In the '60s, going to the movies meant two things. Either you were lucky enough to have a date and went to an evening show, or (if you were too young to date or just an unfortunate soul) you went to a matinee with your buddies.
If you were lucky enough to have a movie theater close by, matinees in the late '50s and early '60s were pretty cool. The theaters near our neighborhood showed almost exclusively horror (which in that time meant monsters) or science fiction movies. Occasionally one not associated with that genre would show up, like West Side Story (more about that one later), but more often than not you went to matinees to be scared.
One any given Saturday, or weekday during the summer, our gang would decide to take a break from the heat or the rain and see a movie. Sometimes as many as twenty of us would hit the theater. Once we paid our quarter or 50 cents (at some point there was a price increase) to get in, and after we rummaged through the concession stand for snacks, we'd grab our seats, usually five or six rows from the screen.

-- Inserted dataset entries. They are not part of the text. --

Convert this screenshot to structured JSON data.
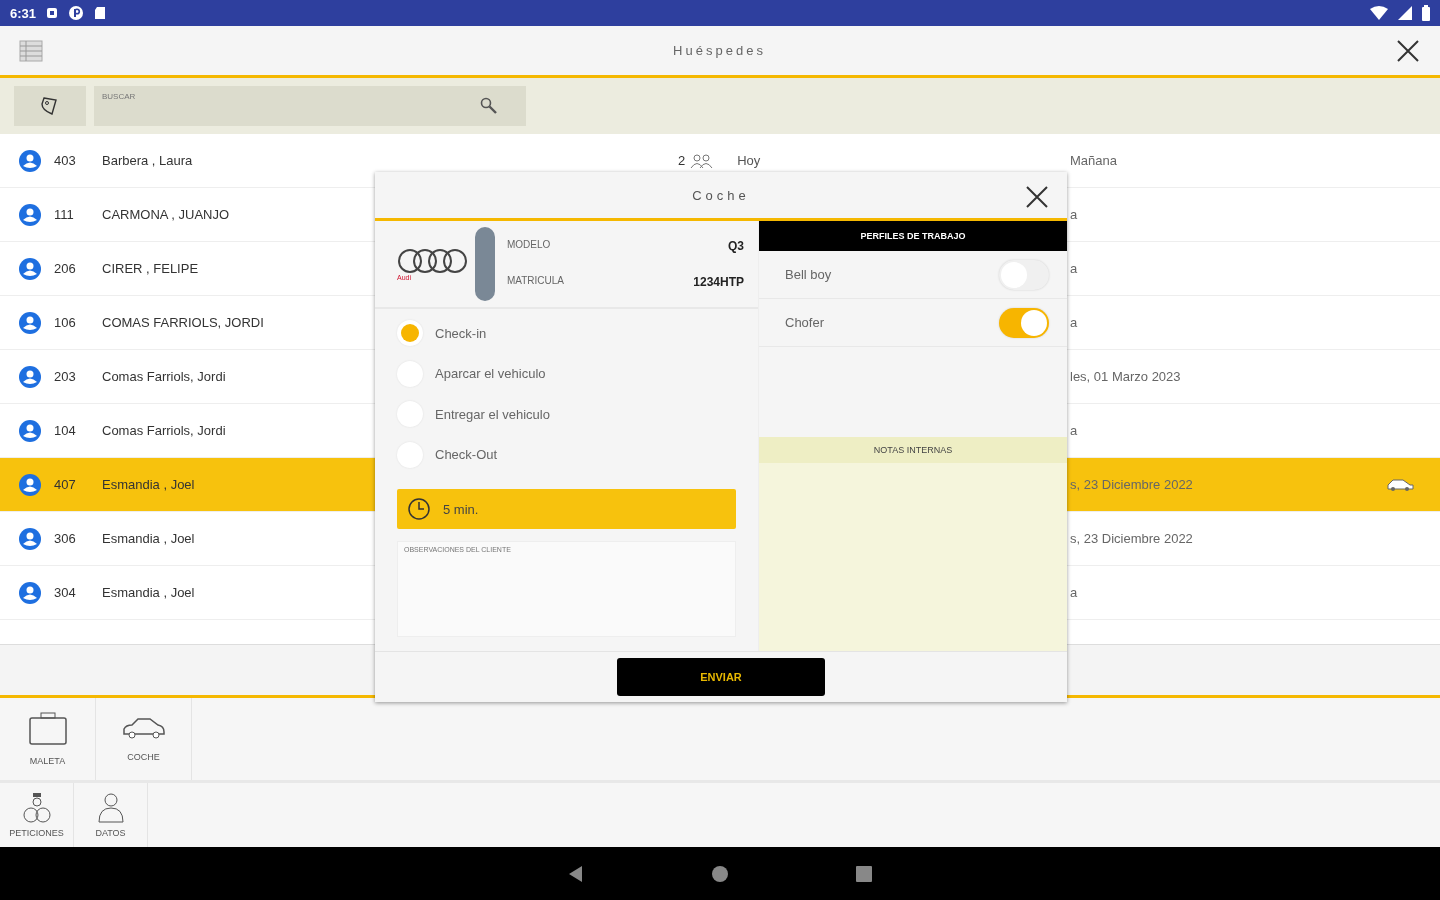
{
  "status_bar": {
    "time": "6:31"
  },
  "header": {
    "title": "Huéspedes"
  },
  "search": {
    "placeholder": "BUSCAR"
  },
  "guests": [
    {
      "room": "403",
      "name": "Barbera , Laura",
      "selected": false,
      "has_car": false,
      "count": "2",
      "arrival": "Hoy",
      "departure": "Mañana"
    },
    {
      "room": "111",
      "name": "CARMONA , JUANJO",
      "selected": false,
      "has_car": false,
      "departure": "a"
    },
    {
      "room": "206",
      "name": "CIRER , FELIPE",
      "selected": false,
      "has_car": false,
      "departure": "a"
    },
    {
      "room": "106",
      "name": "COMAS FARRIOLS, JORDI",
      "selected": false,
      "has_car": false,
      "departure": "a"
    },
    {
      "room": "203",
      "name": "Comas Farriols, Jordi",
      "selected": false,
      "has_car": false,
      "departure": "les, 01 Marzo 2023"
    },
    {
      "room": "104",
      "name": "Comas Farriols, Jordi",
      "selected": false,
      "has_car": false,
      "departure": "a"
    },
    {
      "room": "407",
      "name": "Esmandia , Joel",
      "selected": true,
      "has_car": true,
      "departure": "s, 23 Diciembre 2022"
    },
    {
      "room": "306",
      "name": "Esmandia , Joel",
      "selected": false,
      "has_car": false,
      "departure": "s, 23 Diciembre 2022"
    },
    {
      "room": "304",
      "name": "Esmandia , Joel",
      "selected": false,
      "has_car": false,
      "departure": "a"
    }
  ],
  "dialog": {
    "title": "Coche",
    "car": {
      "brand": "Audi",
      "fields": [
        {
          "label": "MODELO",
          "value": "Q3"
        },
        {
          "label": "MATRICULA",
          "value": "1234HTP"
        }
      ]
    },
    "steps": [
      {
        "label": "Check-in",
        "selected": true
      },
      {
        "label": "Aparcar el vehiculo",
        "selected": false
      },
      {
        "label": "Entregar el vehiculo",
        "selected": false
      },
      {
        "label": "Check-Out",
        "selected": false
      }
    ],
    "time": "5 min.",
    "observations": {
      "placeholder": "OBSERVACIONES DEL CLIENTE"
    },
    "profiles": {
      "title": "PERFILES DE TRABAJO",
      "items": [
        {
          "label": "Bell boy",
          "on": false
        },
        {
          "label": "Chofer",
          "on": true
        }
      ]
    },
    "notes": {
      "title": "NOTAS INTERNAS"
    },
    "send": "ENVIAR"
  },
  "toolbar": [
    {
      "label": "MALETA",
      "kind": "suitcase"
    },
    {
      "label": "COCHE",
      "kind": "car"
    }
  ],
  "toolbar2": [
    {
      "label": "PETICIONES",
      "kind": "bellboy"
    },
    {
      "label": "DATOS",
      "kind": "person"
    }
  ]
}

Once the theater darkened and the featured movie came on the screen, there was a respectfull minute of silence before noise erupted in the theater. Unlike today's movies where the occasional cell phone ring tones break the silence, then, it was all out war. Yells and screams pierced the air. Foods and liquids rained down on all the patrons. Critiques and suggestions were often shouted at the screen.
I often wondered about the adults who brought their children to the shows. I can't recall them ever saying a word. They simply sat there and took their punishment in a silent and dignified manner.
Some of the lousy movies I saw at matinees were The Giant Claw, The Horror of Party Beach, The Monster That Conquered the World (actually it didn't get out of the San Francisco Bay harbor), Eegah, The Magnetic Monster, and I Was a Teenage Werewolf, to name a few.
Some of the better matinees were The Thing, Them, The Incredible Shrinking Man, Godzilla, Rodan, Forbidden Planet, The Creature From the Black Lagoon, The Time Machine, Curse of the Werewolf (and all the other Hammer horror films), and War of the Worlds.
But the best matinee all of all time and the one that I sat through (along with most of my friends) at least eight times in the summer of 1962 was West Side Story.
I don't know what it was about that movie that made it the perfect matinee fare, but it was. Our gang and many other guys in our neighborhood flocked to see it.
Watching it now on dvd, it comes across as kind of a chick flick, what with the guys dancing and singing and the love lost ending. But then, in the darkened Northwood Theater, we found nothing wrong with the singing, dancing, or the ending. I suspect our reason for liking it was a combination of things. The music, though not rock and roll, was hummable and good to whistle to. The story was good. I can tell you right now that our gang was never in a rumble, didn't carry switchblades, and didn't pick fights with cops. Quite the opposite. If any of us sensed the bad vibes that proceeded most fights we'd get the heck out of there. We liked to think that we were lovers not fighters, though we weren't much in the way of lovers either.
I suspect the main reason we continued to come back to that movie was Natalie Wood. Though none of us would admit it, I believe we all had a crush on Natalie. She was just so damn cute in that movie. I think we felt that if someone that looked like Richard Beymer could get her, that maybe we too had a shot.
I remember my father, before he died in 1965, taking me to the Senator Theater (it's still there today on York Road in Baltimore) to see The Great Escape.
I took my future wife on our first date to see The Bridge on the River Kwai. It was at a theater three miles away. I didn't have a car so we walked both ways.
In December of 1966, a few days before I was to depart for Vietnam, we went to the Hippodrome Theater in downtown Baltimore (it's still there too) and saw Doctor Zhivago, a good movie but probably the wrong one to see before a long separation.
In Long Binh, Vietnam, in the year of 1967, we sometimes had the opportunity to watch a movie. The outdoor movies were shown in our company area a couple times a week. They were projected on to a white sheet stretched out on plywood. We sat on backless wooden benches. But, hey, who cared. We were watching real movies sent to us from the United States.
I remember all the movies I saw over there. They were The Ipcress File, The Quiller Memorandum, A Fistful of Dollars, In Like Flint, Dead Heat on a Merry Go Round, What's Up, Tiger Lilly?, After the Fox, The President's Analyst, Murderer's Row, and Riot on Sunset Strip.
At a future date we'll come back to this topic and analyze some movies more thoroughly, especially the spy movies. For now let me close with some of my favorite '60's flicks: The Graduate, Goodbye Columbus, Goldfinger, On Her Majesty's Secret Service, Our Man Flint, The Great Escape, The Dirty Dozen, Where Eagles Dare, The Good, The Bad, and The Ugly, For a Few Dollars More, Harper, Ride The Wild Surf, El Cid, The Professionals, Once Upon a Time in the West, How The West Was Won, Bullitt, Spartacus, The Parent Trap (Yeah, I had a crush on Hayley Mills too), and Lawrence of Arabia.